Saksikan Video Pilihan Berikut Ini:
Siapa Pembuat Action Plan?
Dalam dakwaan disebutkan pula Jaksa Pinangku melakukan permufakatan jahat sebagaimana termuat dalam Pasal 15 Undang-Undang No. 31/1999 tentang Pemberantasan Tindak Pidana Korupsi.

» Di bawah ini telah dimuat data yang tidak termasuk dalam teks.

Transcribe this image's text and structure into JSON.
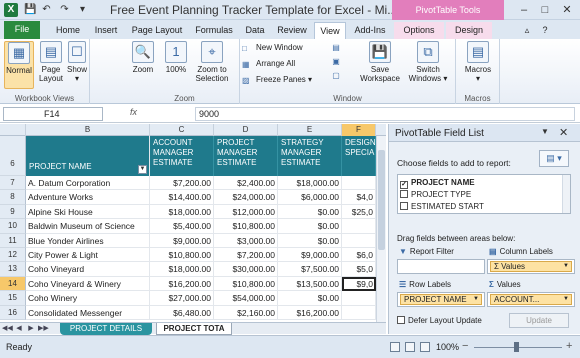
{
  "window": {
    "title": "Free Event Planning Tracker Template for Excel  -  Mi...",
    "contextual_group": "PivotTable Tools",
    "app_icon": "X",
    "quick_access": [
      "save-icon",
      "undo-icon",
      "redo-icon",
      "customize-icon"
    ]
  },
  "tabs": [
    "File",
    "Home",
    "Insert",
    "Page Layout",
    "Formulas",
    "Data",
    "Review",
    "View",
    "Add-Ins",
    "Options",
    "Design"
  ],
  "active_tab": "View",
  "ribbon": {
    "workbook_views": {
      "label": "Workbook Views",
      "normal": "Normal",
      "page_layout_1": "Page",
      "page_layout_2": "Layout",
      "show": "Show"
    },
    "zoom": {
      "label": "Zoom",
      "zoom": "Zoom",
      "hundred": "100%",
      "zoom_to_1": "Zoom to",
      "zoom_to_2": "Selection"
    },
    "window": {
      "label": "Window",
      "new_window": "New Window",
      "arrange_all": "Arrange All",
      "freeze_panes": "Freeze Panes",
      "save_ws_1": "Save",
      "save_ws_2": "Workspace",
      "switch_1": "Switch",
      "switch_2": "Windows"
    },
    "macros": {
      "label": "Macros",
      "macros": "Macros"
    }
  },
  "formula_bar": {
    "name_box": "F14",
    "fx": "fx",
    "value": "9000"
  },
  "sheet": {
    "columns": [
      "B",
      "C",
      "D",
      "E",
      "F"
    ],
    "active_column": "F",
    "header_row_num": "6",
    "headers": {
      "project_name": "PROJECT NAME",
      "c": "ACCOUNT MANAGER ESTIMATE",
      "d": "PROJECT MANAGER ESTIMATE",
      "e": "STRATEGY MANAGER ESTIMATE",
      "f": "DESIGN SPECIAL"
    },
    "rows": [
      {
        "num": "7",
        "name": "A. Datum Corporation",
        "c": "$7,200.00",
        "d": "$2,400.00",
        "e": "$18,000.00",
        "f": ""
      },
      {
        "num": "8",
        "name": "Adventure Works",
        "c": "$14,400.00",
        "d": "$24,000.00",
        "e": "$6,000.00",
        "f": "$4,0"
      },
      {
        "num": "9",
        "name": "Alpine Ski House",
        "c": "$18,000.00",
        "d": "$12,000.00",
        "e": "$0.00",
        "f": "$25,0"
      },
      {
        "num": "10",
        "name": "Baldwin Museum of Science",
        "c": "$5,400.00",
        "d": "$10,800.00",
        "e": "$0.00",
        "f": ""
      },
      {
        "num": "11",
        "name": "Blue Yonder Airlines",
        "c": "$9,000.00",
        "d": "$3,000.00",
        "e": "$0.00",
        "f": ""
      },
      {
        "num": "12",
        "name": "City Power & Light",
        "c": "$10,800.00",
        "d": "$7,200.00",
        "e": "$9,000.00",
        "f": "$6,0"
      },
      {
        "num": "13",
        "name": "Coho Vineyard",
        "c": "$18,000.00",
        "d": "$30,000.00",
        "e": "$7,500.00",
        "f": "$5,0"
      },
      {
        "num": "14",
        "name": "Coho Vineyard & Winery",
        "c": "$16,200.00",
        "d": "$10,800.00",
        "e": "$13,500.00",
        "f": "$9,0"
      },
      {
        "num": "15",
        "name": "Coho Winery",
        "c": "$27,000.00",
        "d": "$54,000.00",
        "e": "$0.00",
        "f": ""
      },
      {
        "num": "16",
        "name": "Consolidated Messenger",
        "c": "$6,480.00",
        "d": "$2,160.00",
        "e": "$16,200.00",
        "f": ""
      }
    ],
    "active_row": "14",
    "sheet_tabs": [
      "PROJECT DETAILS",
      "PROJECT TOTA"
    ]
  },
  "pivot": {
    "title": "PivotTable Field List",
    "choose_label": "Choose fields to add to report:",
    "fields": [
      {
        "label": "PROJECT NAME",
        "checked": true
      },
      {
        "label": "PROJECT TYPE",
        "checked": false
      },
      {
        "label": "ESTIMATED START",
        "checked": false
      }
    ],
    "drag_label": "Drag fields between areas below:",
    "report_filter": "Report Filter",
    "column_labels": "Column Labels",
    "row_labels": "Row Labels",
    "values": "Values",
    "column_pill": "Σ Values",
    "row_pill": "PROJECT NAME",
    "values_pill": "ACCOUNT...",
    "defer": "Defer Layout Update",
    "update": "Update"
  },
  "status": {
    "ready": "Ready",
    "zoom": "100%"
  }
}
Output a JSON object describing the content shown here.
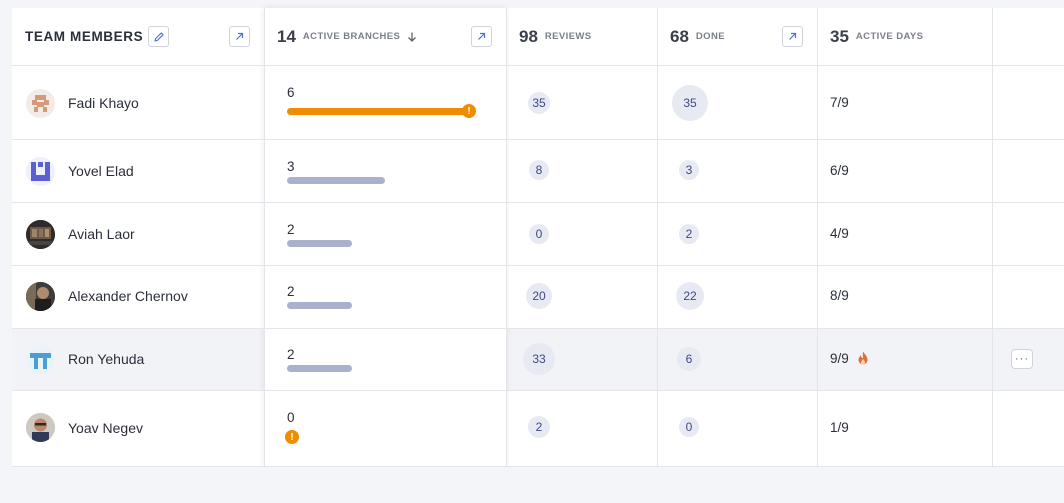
{
  "header": {
    "team_members": "TEAM MEMBERS",
    "branches": {
      "value": "14",
      "label": "ACTIVE BRANCHES"
    },
    "reviews": {
      "value": "98",
      "label": "REVIEWS"
    },
    "done": {
      "value": "68",
      "label": "DONE"
    },
    "active_days": {
      "value": "35",
      "label": "ACTIVE DAYS"
    }
  },
  "rows": [
    {
      "name": "Fadi Khayo",
      "branches": "6",
      "bar_fraction": 1.0,
      "bar_color": "#f08c00",
      "warning": true,
      "reviews": "35",
      "done": "35",
      "days": "7/9",
      "fire": false
    },
    {
      "name": "Yovel Elad",
      "branches": "3",
      "bar_fraction": 0.5,
      "bar_color": "#aab1cc",
      "warning": false,
      "reviews": "8",
      "done": "3",
      "days": "6/9",
      "fire": false
    },
    {
      "name": "Aviah Laor",
      "branches": "2",
      "bar_fraction": 0.333,
      "bar_color": "#aab1cc",
      "warning": false,
      "reviews": "0",
      "done": "2",
      "days": "4/9",
      "fire": false
    },
    {
      "name": "Alexander Chernov",
      "branches": "2",
      "bar_fraction": 0.333,
      "bar_color": "#aab1cc",
      "warning": false,
      "reviews": "20",
      "done": "22",
      "days": "8/9",
      "fire": false
    },
    {
      "name": "Ron Yehuda",
      "branches": "2",
      "bar_fraction": 0.333,
      "bar_color": "#aab1cc",
      "warning": false,
      "reviews": "33",
      "done": "6",
      "days": "9/9",
      "fire": true,
      "highlighted": true,
      "more": "···"
    },
    {
      "name": "Yoav Negev",
      "branches": "0",
      "bar_fraction": 0,
      "bar_color": "#aab1cc",
      "warning": true,
      "reviews": "2",
      "done": "0",
      "days": "1/9",
      "fire": false
    }
  ],
  "icons": {
    "edit": "pencil-icon",
    "expand": "arrow-up-right-icon",
    "sort": "arrow-down-icon",
    "warning": "exclamation-icon",
    "fire": "fire-icon",
    "more": "ellipsis-icon"
  },
  "colors": {
    "warning": "#f08c00",
    "bar": "#aab1cc",
    "bubble_bg": "#e7e9f3",
    "bubble_text": "#3d4a86",
    "fire": "#e0703a"
  }
}
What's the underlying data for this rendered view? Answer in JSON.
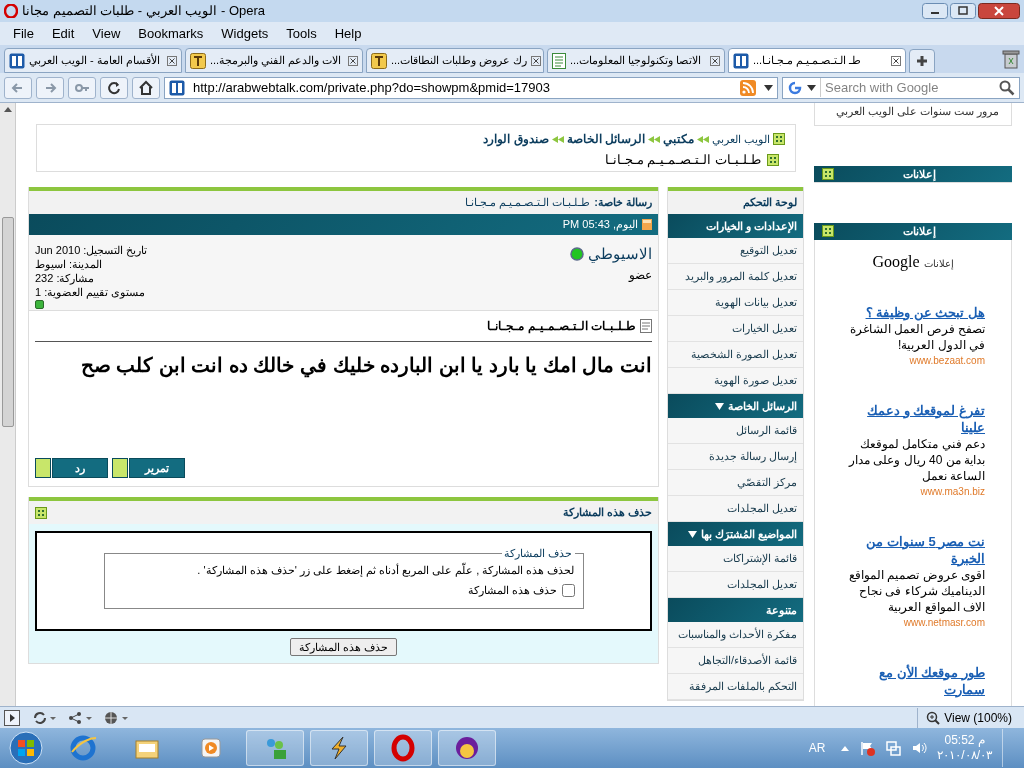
{
  "window": {
    "title": "الويب العربي - طلبات التصميم مجانا - Opera"
  },
  "menu": [
    "Help",
    "Tools",
    "Widgets",
    "Bookmarks",
    "View",
    "Edit",
    "File"
  ],
  "tabs": [
    {
      "label": "...طـ الـتـصـمـيـم مـجـانـا",
      "kind": "site",
      "selected": true
    },
    {
      "label": "...الاتصا وتكنولوجيا المعلومات",
      "kind": "page",
      "selected": false
    },
    {
      "label": "...رك عروض وطلبات النطاقات",
      "kind": "forum",
      "selected": false
    },
    {
      "label": "...الات والدعم الفني والبرمجة",
      "kind": "forum",
      "selected": false
    },
    {
      "label": "الأقسام العامة - الويب العربي",
      "kind": "site",
      "selected": false
    }
  ],
  "address": {
    "url": "http://arabwebtalk.com/private.php?do=showpm&pmid=17903",
    "search_placeholder": "Search with Google"
  },
  "breadcrumb": {
    "items": [
      "الويب العربي",
      "مكتبي",
      "الرسائل الخاصة",
      "صندوق الوارد"
    ],
    "current": "طـلـبـات الـتـصـمـيـم مـجـانـا"
  },
  "message": {
    "label": "رسالة خاصة:",
    "title": "طـلـبـات الـتـصـمـيـم مـجـانـا",
    "date": "اليوم, 05:43 PM",
    "author": {
      "name": "الاسيوطي",
      "online": true,
      "role": "عضو",
      "info": [
        "تاريخ التسجيل: Jun 2010",
        "المدينة: اسيوط",
        "مشاركة: 232",
        "مستوى تقييم العضوية: 1"
      ]
    },
    "post_title": "طـلـبـات الـتـصـمـيـم مـجـانـا",
    "body": "انت مال امك يا بارد يا ابن البارده خليك في خالك ده انت ابن كلب صح",
    "buttons": [
      "تمرير",
      "رد"
    ]
  },
  "delete": {
    "title": "حذف هذه المشاركة",
    "legend": "حذف المشاركة",
    "instructions": "لحذف هذه المشاركة , علّم على المربع أدناه ثم إضغط على زر 'حذف هذه المشاركة' .",
    "checkbox": {
      "label": "حذف هذه المشاركة",
      "checked": false
    },
    "button": "حذف هذه المشاركة"
  },
  "sidebar": {
    "title": "لوحة التحكم",
    "sections": [
      {
        "title": "الإعدادات و الخيارات",
        "collapsible": false,
        "items": [
          "تعديل التوقيع",
          "تعديل كلمة المرور والبريد",
          "تعديل بيانات الهوية",
          "تعديل الخيارات",
          "تعديل الصورة الشخصية",
          "تعديل صورة الهوية"
        ]
      },
      {
        "title": "الرسائل الخاصة",
        "collapsible": true,
        "items": [
          "قائمة الرسائل",
          "إرسال رسالة جديدة",
          "مركز التقصّي",
          "تعديل المجلدات"
        ]
      },
      {
        "title": "المواضيع المُشترَك بها",
        "collapsible": true,
        "items": [
          "قائمة الإشتراكات",
          "تعديل المجلدات"
        ]
      },
      {
        "title": "متنوعة",
        "collapsible": false,
        "items": [
          "مفكرة الأحداث والمناسبات",
          "قائمة الأصدقاء/التجاهل",
          "التحكم بالملفات المرفقة"
        ]
      }
    ]
  },
  "right_column": {
    "news": "مرور ست سنوات على الويب العربي",
    "ads_headers": [
      "إعلانات",
      "إعلانات"
    ],
    "ads_label": "إعلانات",
    "ads_brand": "Google",
    "ads": [
      {
        "title": "هل تبحث عن وظيفة ؟",
        "body": "تصفح فرص العمل الشاغرة في الدول العربية!",
        "url": "www.bezaat.com"
      },
      {
        "title": "تفرغ لموقعك و دعمك علينا",
        "body": "دعم فني متكامل لموقعك بداية من 40 ريال وعلى مدار الساعة نعمل",
        "url": "www.ma3n.biz"
      },
      {
        "title": "نت مصر 5 سنوات من الخبرة",
        "body": "اقوى عروض تصميم المواقع الديناميك شركاء فى نجاح الاف المواقع العربية",
        "url": "www.netmasr.com"
      },
      {
        "title": "طور موقعك الأن مع سمارت"
      }
    ]
  },
  "status_bar": {
    "zoom": "View (100%)"
  },
  "taskbar": {
    "language": "AR",
    "time": "05:52 م",
    "date": "٢٠١٠/٠٨/٠٣"
  }
}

Dalam eksepsinya, Pinangki menyebut bahwa dakwaan itu sangat dipaksakan.
Pasalnya, seandainya pun benar Jaksa Pinangki membantu Djoko Sugiarto Tjandra untuk mengurus Fatwa Mahkamah Agung sehubungan dengan Putusan PK No.12/2009 agar Djoko tidak dapat dieksekusi, secara fakta tuduhan itu tidak bisa dilaksanakan.
“Karena Djoko Sugiarto Tjandra telah menyatakan action plan proses fatwa tersebut tidak masuk akal dan memilih untuk menempuh jalur pengajuan Peninjauan Kembali melalui pengacara Anita Kolopaking,” kata dia.
Seperti diketahui, dalam permufakatan jahat yang dituduhkan kepada Pinangki terdapat action plan yang didalamnya terdapat kode nama-nama orang lain yang diisukan dijual olehnya. Padahal faktanya, sambung kuasa hukum yang membacakan eksepsi itu, bukan Jaksa Pinangki yang membuat action plan itu, apalagi menyebutkan nama-nama di dalamnya.
“Sejak awal pemeriksaan di penyidikan terdakwa tidak mau berspekulasi dengan nama-nama yang ada dalam action plan, karena memang tidak tahu dari mana asal action plan tersebut apalagi isi di dalamnya. Sehingga menjadi pertanyaan besar kenapa terdakwa masih didakwa dengan suatu hal yang nyata-nyatanya tidak terjadi,” kata kuasa hukum dalam eksepsi Pinangki.